Samedi 29 novembre à 20h15

Théâtre la Mare au Diable

Lochu Violaine (2014)

À partir des lectures croisées de textes anciens et contemporains, Violaine Lochu « réinvente » le chant des sirènes. Elle explore l’hybridation de la femme poisson/oiseau en faisant corps avec son accordéon. La voix et l’instrument poussés dans leurs retranchements sonores, expriment ainsi l’ambigüité du chant mythique oscillant entre une bestialité inquiétante, un hymne « enchaîneur » ou encore une mélodie divine…

Lochu Violaine (2014)

Diplômée d’un DNSEP à l’ENSAPC (école nationale supérieure d’art de Paris Cergy) et d’un Master II recherche arts plastiques (université Rennes 2), Violaine Lochu a exposé et performé en France et à l’étranger (la Friche la Belle de Mai, le Générateur, Béton salon, la Marbrerie, Espace 13, galerie Justina M.Barnicke à Toronto, North End Studio à Détroit…). Elle sera en résidence à au centre d’art montreuillois le 116 d’octobre à janvier. Le travail de Violaine Lochu est une exploration du langage et de la voix.
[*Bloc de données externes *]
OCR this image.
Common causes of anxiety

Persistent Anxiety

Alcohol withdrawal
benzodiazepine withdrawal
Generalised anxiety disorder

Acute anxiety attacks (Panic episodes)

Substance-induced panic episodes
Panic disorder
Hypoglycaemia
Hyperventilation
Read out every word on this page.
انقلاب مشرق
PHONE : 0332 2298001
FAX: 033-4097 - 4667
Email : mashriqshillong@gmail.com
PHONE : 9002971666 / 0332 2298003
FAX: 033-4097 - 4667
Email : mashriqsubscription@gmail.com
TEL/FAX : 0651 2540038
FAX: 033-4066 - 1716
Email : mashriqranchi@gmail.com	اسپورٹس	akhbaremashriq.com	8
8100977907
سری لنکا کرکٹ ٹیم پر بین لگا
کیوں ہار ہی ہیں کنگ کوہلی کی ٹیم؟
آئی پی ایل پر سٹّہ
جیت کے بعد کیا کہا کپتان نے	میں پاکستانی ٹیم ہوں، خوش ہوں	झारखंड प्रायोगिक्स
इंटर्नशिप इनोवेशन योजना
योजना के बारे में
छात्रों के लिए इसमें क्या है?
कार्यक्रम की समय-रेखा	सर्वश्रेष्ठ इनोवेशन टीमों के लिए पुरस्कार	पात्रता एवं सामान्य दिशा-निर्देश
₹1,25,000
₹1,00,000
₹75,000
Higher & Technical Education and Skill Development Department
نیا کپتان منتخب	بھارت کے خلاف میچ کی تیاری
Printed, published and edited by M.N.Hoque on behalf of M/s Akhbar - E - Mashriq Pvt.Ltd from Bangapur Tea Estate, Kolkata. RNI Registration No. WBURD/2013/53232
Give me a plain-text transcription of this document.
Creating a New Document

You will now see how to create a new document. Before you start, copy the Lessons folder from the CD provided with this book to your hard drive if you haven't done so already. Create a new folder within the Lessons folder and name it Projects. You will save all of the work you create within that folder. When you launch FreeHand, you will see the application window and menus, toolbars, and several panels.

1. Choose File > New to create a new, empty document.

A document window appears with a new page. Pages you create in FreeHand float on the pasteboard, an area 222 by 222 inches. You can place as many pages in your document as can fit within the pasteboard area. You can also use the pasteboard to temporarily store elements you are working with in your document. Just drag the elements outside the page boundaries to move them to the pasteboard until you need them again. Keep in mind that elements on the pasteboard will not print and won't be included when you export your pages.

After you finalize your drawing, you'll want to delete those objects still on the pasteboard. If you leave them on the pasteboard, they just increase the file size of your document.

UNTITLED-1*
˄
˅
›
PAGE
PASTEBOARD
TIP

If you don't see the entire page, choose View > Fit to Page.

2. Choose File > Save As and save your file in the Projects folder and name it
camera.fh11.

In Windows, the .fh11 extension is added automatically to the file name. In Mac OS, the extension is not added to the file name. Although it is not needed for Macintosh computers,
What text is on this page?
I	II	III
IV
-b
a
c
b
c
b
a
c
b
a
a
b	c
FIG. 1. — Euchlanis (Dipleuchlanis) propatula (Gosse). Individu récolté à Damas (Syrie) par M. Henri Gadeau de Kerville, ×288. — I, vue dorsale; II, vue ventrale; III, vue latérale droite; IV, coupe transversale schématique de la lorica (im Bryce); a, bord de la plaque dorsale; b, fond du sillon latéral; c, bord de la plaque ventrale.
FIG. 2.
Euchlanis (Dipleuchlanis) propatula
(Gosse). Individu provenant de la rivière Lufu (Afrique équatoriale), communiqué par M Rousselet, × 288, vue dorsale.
Dans ses performances, vidéos, objets d’édition, elle applique des protocoles spécifiques à un matériau linguistique existant. En Faisant jouer la pensée féministe de Luce Irigaray sur Histoires d’Hérodote (T[h]race), en appliquant à la Chanson de Roland des phénomènes d’érosion, de sédimentation, de fragmentation, propres à la ruine archéologique (Vestiges de Roncevaux), la voix parlée ou chantée se diffracte en chuchotements, grognements, cris. Elle peut faire appel à des techniques de chant traditionnel déplacées de leur usage premier, ou rejouer les altérations propres à la transmission orale (Chinese whispers)… Les pièces issues de ces hybridations tentent de faire entendre les strates enfouies du langage, de l’emmener vers un au-delà du dicible.